The new project is an extension of Little’s Parkinson’s Voice Initiative, which used speech analysis algorithms to diagnose Parkinson’s from voice records with the help of 17,000 volunteers. This time, he seeks to not only detect markers of PD, but also to add information reported by patients using PatientsLikeMe’s Parkinson’s Disease Rating Scale (PDRS), a tool that documents patients’ answers to questions that measure treatment effectiveness and disease progression….
As openly shared information, the collected data has potential to help vast numbers of individuals by tapping into collective ingenuity. Little has long argued that for science to progress, researchers need to democratize research and move past jostling for credit. Sage Bionetworks has designed a platform called Synapse to allow data sharing with collaborative version control, an effort led by open data advocate John Wilbanks.
“If you can’t share your data, how can you reproduce your science? One of the big problems we’re facing with this kind of medical research is the data is not open and getting access to it is a nightmare,” Little says.

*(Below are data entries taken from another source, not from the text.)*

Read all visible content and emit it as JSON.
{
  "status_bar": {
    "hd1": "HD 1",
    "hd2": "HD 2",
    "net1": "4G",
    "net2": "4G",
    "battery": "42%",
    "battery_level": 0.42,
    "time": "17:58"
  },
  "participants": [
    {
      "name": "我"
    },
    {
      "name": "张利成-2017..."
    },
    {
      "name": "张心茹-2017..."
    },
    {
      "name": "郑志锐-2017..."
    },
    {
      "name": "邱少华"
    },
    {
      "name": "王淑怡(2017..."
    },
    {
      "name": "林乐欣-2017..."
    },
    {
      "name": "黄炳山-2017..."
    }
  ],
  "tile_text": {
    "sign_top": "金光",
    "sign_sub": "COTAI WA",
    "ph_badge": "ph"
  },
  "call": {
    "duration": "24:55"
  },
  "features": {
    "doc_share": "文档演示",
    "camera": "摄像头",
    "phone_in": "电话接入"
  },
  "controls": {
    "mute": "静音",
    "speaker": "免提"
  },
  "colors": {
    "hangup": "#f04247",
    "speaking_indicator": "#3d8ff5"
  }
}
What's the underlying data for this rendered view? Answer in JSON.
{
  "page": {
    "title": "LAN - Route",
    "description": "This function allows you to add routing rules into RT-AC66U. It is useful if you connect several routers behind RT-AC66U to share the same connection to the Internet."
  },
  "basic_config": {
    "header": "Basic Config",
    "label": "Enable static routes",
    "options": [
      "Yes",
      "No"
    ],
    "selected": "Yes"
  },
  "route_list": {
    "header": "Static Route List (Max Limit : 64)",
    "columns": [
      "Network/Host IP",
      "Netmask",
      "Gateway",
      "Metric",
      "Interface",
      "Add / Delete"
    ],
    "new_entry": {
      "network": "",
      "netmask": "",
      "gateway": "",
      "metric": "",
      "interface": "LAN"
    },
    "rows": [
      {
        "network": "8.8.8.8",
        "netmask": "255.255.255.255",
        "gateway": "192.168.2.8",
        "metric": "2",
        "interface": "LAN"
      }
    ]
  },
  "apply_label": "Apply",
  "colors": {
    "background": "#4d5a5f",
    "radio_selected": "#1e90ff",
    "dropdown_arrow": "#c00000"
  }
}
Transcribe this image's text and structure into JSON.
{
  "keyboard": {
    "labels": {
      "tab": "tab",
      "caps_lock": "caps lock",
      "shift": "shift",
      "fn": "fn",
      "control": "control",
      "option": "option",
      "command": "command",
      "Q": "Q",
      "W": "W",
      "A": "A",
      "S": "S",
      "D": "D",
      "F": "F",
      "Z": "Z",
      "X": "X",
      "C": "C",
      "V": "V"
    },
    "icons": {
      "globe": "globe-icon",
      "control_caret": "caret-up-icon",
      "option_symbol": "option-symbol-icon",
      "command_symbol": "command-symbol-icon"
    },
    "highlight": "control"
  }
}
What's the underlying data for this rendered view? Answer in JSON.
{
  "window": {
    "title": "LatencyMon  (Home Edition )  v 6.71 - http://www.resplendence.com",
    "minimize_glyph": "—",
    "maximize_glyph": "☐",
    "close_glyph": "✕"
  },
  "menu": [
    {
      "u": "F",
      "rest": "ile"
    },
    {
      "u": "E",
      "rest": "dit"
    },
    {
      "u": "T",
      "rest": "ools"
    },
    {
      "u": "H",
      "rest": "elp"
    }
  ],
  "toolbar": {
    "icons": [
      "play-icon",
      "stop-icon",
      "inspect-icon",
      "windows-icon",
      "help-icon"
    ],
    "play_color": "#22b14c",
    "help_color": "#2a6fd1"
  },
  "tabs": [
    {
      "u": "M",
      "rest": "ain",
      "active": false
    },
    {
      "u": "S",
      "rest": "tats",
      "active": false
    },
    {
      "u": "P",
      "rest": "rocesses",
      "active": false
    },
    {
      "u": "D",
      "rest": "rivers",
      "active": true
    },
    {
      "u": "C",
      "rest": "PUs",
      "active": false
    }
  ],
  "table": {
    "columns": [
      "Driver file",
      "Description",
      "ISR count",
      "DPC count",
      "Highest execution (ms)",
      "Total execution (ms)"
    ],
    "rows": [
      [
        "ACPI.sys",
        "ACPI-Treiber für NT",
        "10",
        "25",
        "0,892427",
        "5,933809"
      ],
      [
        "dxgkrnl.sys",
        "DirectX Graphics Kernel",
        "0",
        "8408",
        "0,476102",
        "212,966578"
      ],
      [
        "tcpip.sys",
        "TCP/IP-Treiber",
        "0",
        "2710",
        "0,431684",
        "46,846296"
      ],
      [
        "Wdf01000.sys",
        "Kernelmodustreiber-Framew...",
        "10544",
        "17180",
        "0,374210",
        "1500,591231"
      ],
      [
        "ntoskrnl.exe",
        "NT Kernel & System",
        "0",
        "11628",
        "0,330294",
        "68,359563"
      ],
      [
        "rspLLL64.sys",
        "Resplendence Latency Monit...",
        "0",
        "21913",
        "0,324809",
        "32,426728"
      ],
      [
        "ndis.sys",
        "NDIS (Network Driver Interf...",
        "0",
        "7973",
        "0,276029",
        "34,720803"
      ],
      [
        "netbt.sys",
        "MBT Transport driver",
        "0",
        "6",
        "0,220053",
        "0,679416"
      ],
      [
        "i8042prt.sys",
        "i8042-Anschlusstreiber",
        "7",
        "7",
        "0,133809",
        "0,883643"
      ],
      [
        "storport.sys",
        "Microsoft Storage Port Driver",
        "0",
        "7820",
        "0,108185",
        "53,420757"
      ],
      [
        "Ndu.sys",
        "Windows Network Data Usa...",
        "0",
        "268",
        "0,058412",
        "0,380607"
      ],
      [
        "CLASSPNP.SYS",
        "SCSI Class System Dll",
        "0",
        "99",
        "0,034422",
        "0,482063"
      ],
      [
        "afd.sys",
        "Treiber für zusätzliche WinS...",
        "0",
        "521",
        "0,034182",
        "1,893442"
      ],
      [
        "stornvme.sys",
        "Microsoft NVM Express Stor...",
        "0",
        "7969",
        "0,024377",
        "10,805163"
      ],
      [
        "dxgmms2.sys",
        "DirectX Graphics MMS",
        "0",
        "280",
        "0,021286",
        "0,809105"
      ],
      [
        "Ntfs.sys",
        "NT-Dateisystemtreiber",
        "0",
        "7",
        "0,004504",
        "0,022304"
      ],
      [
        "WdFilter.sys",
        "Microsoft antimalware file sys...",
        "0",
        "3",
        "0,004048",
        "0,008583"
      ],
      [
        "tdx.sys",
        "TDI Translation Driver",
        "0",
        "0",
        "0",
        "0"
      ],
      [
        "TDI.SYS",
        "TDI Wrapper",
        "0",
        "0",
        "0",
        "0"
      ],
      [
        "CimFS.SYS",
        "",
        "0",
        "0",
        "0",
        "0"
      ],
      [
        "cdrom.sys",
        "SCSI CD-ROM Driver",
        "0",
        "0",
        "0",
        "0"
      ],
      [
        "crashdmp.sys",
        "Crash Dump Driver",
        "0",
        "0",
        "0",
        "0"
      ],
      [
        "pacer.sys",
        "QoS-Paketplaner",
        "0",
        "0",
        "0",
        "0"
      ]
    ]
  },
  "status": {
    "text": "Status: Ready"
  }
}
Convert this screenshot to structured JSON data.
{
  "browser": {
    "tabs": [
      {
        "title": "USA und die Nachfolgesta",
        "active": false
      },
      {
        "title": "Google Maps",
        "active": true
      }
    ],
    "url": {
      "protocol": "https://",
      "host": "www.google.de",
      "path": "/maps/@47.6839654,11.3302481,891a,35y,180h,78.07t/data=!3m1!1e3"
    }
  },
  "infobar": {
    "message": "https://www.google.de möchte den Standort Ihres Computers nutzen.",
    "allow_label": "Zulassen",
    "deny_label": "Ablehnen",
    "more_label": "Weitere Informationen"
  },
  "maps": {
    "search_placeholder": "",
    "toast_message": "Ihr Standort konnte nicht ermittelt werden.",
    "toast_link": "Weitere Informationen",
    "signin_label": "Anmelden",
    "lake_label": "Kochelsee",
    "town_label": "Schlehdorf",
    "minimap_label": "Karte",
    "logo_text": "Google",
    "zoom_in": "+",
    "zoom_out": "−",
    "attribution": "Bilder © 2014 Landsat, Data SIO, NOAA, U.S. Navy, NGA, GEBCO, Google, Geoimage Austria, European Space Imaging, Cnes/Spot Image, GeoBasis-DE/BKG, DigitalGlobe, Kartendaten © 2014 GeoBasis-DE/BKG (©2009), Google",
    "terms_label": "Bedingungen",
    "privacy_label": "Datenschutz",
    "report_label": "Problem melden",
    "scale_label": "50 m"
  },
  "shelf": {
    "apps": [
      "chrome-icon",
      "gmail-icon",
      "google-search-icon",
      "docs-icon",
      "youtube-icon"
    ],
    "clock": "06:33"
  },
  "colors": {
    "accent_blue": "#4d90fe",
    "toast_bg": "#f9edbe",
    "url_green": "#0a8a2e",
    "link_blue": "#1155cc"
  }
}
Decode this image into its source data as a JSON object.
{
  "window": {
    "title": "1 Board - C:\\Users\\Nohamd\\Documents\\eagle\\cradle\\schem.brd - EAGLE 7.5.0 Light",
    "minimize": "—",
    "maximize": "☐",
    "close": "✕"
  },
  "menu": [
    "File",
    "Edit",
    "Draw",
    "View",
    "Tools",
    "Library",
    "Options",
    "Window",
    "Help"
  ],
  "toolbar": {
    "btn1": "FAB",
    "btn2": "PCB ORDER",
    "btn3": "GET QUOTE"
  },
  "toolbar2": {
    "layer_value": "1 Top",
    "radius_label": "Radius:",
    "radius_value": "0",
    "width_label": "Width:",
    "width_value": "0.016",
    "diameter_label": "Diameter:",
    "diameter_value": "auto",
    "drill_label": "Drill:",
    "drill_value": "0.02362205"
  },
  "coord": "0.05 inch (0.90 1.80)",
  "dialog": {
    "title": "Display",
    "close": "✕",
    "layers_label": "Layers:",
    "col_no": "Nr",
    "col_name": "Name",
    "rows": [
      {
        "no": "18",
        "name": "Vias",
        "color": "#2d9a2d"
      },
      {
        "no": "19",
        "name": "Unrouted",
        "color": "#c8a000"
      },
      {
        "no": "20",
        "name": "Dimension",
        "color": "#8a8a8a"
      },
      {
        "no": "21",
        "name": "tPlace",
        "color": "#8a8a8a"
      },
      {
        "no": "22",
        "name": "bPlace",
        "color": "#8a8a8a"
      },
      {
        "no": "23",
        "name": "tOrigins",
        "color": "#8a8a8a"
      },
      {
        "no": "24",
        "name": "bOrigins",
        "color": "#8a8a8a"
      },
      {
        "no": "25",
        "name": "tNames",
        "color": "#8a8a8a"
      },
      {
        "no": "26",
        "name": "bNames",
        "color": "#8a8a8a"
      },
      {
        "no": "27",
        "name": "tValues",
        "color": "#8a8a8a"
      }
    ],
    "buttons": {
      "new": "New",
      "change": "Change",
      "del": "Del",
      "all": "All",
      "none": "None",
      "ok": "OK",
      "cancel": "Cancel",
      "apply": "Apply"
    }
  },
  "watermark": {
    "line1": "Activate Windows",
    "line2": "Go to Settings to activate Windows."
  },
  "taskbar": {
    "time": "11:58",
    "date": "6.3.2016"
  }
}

With the PVA project, “Basically anyone can log on download the anonymized data and play around with data mining techniques. We don’t really care what people are able to come up with. We just want the most accurate prediction we can get.
“In research, you’re almost always constrained by what you think is the best way to do things. Unless you open it to the community at large, you’ll never know,” he says.”